FIRST some cynicism.

The Clutha Vaults tragedy did more than bring out the best in the too-often-maligned city I've called home for 15 years. It was an excuse for some of its most myopic, bigoted and tribal elements to vent partisan poisons.

It was obvious from the outset we were dealing with multiple fatalities. Yet within 90 minutes references were made to crass perceptions of the Clutha's clientele and where they might slot into the city's football divide. Worse still, some cheered it.

Others, keen to highlight a rebellious streak, apportioned blame to the police with an ignorant "expertise" on civil aviation regulations.

Labour MP Jim Murphy, who was not only part of the rescue operation but who also articulated so well to the world the shock and horror of what happened last Friday, was promptly accused by some of making capital from this human tragedy.

Similarly, the announcement by the First Minister that Scotland's "resilience operation", our equivalent of Westminster's civil contingencies committee Cobra, had been mobilised was met with shrill cries of nationalistic propaganda and chest-thumping during a tragedy.

Social media, particularly Twitter, served as a call to arms to those in the rest of Glasgow and further afield who could offer help and support with an immediacy rarely seen.

It also became a platform for ghouls and zealots and those mawkishly offended that journalists were using the medium to bring "news".

Few with any grace could doubt the sincerity during media interviews of political, civic and emergency services leaders the following day when the cold winter light revealed the extent of the previous night's catastrophe. It was in their faces.
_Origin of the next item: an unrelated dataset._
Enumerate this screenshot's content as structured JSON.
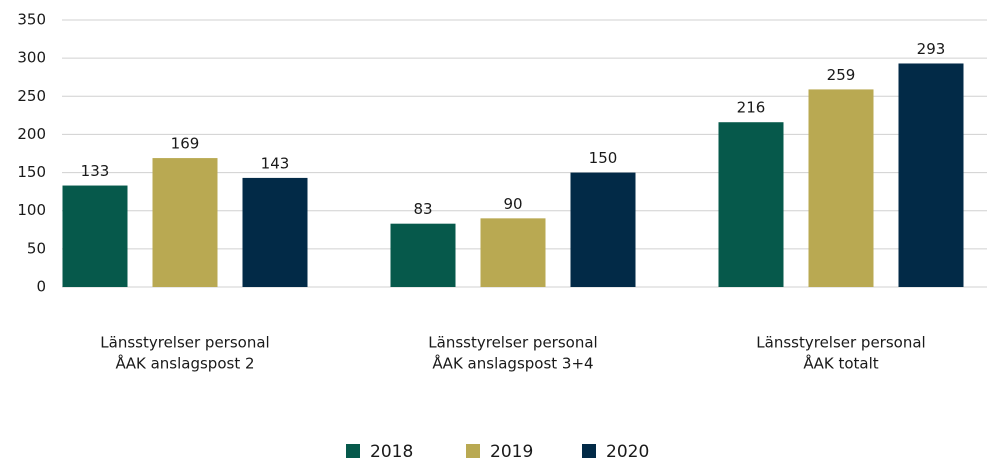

But the repeated use of corporate slogans and brandings, primarily People Make Glasgow and Keeping People Safe, sounded contrived, an inability to articulate the situation without lapsing into well-worn buzz terms.

And over the last week I've overheard a number of conversations in the workplace, on the commute and on the school run on whether any other UK city would have acted similarly in such a situation. The consensus is yes.

But not an hour before the Clutha tragedy, quiz show Have I Got News For You was awash with "jokes" on Scotland and alcoholism on the back of the independence White Paper.

Not long afterwards the frankly dreadful reality TV person Katie Hopkins was making jokes about life expectancy north of the Border.

The very mention of Glasgow, even within Scotland, still throws up comments on violence, aggression, laziness, deprivation and sectarianism. But the clientele of the Clutha Vaults represented anything but, a socially mixed group enjoying an international music style in a traditional pub.

In the face of this constant onslaught, too often based on long-outdated perceptions, Glasgow has every right to be proud of its response and of how it has rallied round.

There should be no "cringe factor". But among the layers of grief, there is also a sadness that it has taken something like the Clutha Vaults disaster for Glasgow to be positively defined.